What I'd do differently

  • Started test restore earlier. First restore I did 4 months after setup, turned out RESTIC_PASSWORD was getting lost on subsequent runs. A test from day one would have caught it.
  • Separate bucket per machine. I keep everything in one, but that means each machine can potentially read another's backups.

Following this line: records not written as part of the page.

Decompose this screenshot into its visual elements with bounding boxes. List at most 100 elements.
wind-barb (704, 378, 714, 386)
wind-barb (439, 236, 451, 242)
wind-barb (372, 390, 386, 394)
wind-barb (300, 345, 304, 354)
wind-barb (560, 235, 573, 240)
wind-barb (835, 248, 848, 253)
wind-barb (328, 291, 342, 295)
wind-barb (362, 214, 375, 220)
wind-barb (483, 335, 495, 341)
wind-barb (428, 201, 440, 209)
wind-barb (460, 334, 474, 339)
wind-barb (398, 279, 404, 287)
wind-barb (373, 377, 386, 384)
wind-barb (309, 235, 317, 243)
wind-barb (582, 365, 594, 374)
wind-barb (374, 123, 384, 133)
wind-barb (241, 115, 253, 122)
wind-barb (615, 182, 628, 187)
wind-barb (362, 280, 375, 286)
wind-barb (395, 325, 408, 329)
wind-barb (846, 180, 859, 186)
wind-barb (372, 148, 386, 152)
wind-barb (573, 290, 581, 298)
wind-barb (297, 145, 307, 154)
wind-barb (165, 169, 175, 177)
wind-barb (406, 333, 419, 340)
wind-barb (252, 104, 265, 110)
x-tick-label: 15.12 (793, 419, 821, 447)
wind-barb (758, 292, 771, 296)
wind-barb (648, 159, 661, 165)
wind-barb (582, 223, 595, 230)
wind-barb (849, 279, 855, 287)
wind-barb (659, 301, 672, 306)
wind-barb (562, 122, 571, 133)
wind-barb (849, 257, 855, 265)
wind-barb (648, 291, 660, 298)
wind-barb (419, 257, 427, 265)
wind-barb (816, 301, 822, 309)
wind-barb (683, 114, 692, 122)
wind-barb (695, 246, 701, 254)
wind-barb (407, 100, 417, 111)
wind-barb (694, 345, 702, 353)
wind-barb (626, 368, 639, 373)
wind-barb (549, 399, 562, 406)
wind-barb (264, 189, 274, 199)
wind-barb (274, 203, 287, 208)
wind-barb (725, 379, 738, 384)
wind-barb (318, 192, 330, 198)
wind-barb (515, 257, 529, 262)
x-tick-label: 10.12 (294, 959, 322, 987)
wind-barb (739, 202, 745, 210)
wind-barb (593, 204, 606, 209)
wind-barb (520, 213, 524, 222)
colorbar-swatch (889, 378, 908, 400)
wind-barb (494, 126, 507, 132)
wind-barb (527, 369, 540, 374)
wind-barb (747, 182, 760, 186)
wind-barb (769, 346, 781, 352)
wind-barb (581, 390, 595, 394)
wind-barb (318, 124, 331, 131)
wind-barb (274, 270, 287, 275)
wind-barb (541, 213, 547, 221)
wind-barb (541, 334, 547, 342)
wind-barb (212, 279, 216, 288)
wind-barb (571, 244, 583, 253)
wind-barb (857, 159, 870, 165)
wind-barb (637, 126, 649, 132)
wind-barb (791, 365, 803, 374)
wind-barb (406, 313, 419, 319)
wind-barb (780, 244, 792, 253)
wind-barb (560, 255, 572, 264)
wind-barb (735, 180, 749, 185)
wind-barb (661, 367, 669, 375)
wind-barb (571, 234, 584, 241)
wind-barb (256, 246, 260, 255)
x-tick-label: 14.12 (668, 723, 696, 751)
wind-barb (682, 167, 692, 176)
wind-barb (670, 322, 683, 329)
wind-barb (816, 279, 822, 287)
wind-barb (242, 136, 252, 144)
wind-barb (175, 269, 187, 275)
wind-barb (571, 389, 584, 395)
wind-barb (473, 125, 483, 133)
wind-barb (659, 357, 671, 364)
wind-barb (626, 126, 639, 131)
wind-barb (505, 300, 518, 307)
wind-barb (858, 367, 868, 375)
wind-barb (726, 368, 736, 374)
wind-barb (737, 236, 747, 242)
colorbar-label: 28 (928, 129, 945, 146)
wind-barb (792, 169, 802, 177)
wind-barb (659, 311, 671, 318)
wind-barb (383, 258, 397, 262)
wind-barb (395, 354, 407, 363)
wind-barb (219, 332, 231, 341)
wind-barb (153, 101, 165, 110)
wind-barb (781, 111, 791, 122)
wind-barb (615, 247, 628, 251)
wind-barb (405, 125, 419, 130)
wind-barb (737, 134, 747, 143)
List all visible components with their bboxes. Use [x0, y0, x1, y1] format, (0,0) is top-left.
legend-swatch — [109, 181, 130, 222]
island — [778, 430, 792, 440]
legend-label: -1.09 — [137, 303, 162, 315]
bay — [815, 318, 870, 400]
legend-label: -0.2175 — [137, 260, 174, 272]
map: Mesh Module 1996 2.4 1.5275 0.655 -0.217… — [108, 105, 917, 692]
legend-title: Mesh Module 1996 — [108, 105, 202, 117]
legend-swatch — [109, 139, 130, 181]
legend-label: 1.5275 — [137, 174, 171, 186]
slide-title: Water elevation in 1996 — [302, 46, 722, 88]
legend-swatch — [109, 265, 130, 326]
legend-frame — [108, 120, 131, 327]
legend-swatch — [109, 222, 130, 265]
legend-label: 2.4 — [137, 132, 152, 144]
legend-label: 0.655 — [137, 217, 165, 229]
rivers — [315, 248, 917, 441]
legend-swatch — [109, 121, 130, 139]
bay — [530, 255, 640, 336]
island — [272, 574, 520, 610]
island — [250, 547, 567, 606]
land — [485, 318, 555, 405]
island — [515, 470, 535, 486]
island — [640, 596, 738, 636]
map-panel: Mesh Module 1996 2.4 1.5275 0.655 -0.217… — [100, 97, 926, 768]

Separate buckets and app keys per host, better isolation.
  • Healthchecks.io instead of Telegram only. For cron-style jobs healthchecks.io gives you "ping that didn't come", catches when the script didn't even fire (not just failed).

TL;DR — checklist

  • Restic + Backblaze B2 ($1.20/mo for 80 GB)
  • RESTIC_PASSWORD in password manager, not just on disk
  • Exclude node_modules, __pycache__, target/, saves 40%
  • Retention --keep-daily 7 --keep-weekly 4 --keep-monthly 12
  • Systemd timer (Nice=10, IOSchedulingClass=idle, RandomizedDelaySec=15min)
  • Telegram/Healthchecks.io notify on failure
  • Test restore once a month, to a separate VM
  • Bonus: second off-site backup (Hetzner Storage Box)

Setup takes 2-3h, costs pennies, and lets you sleep. That's the last thing that should be on a budget.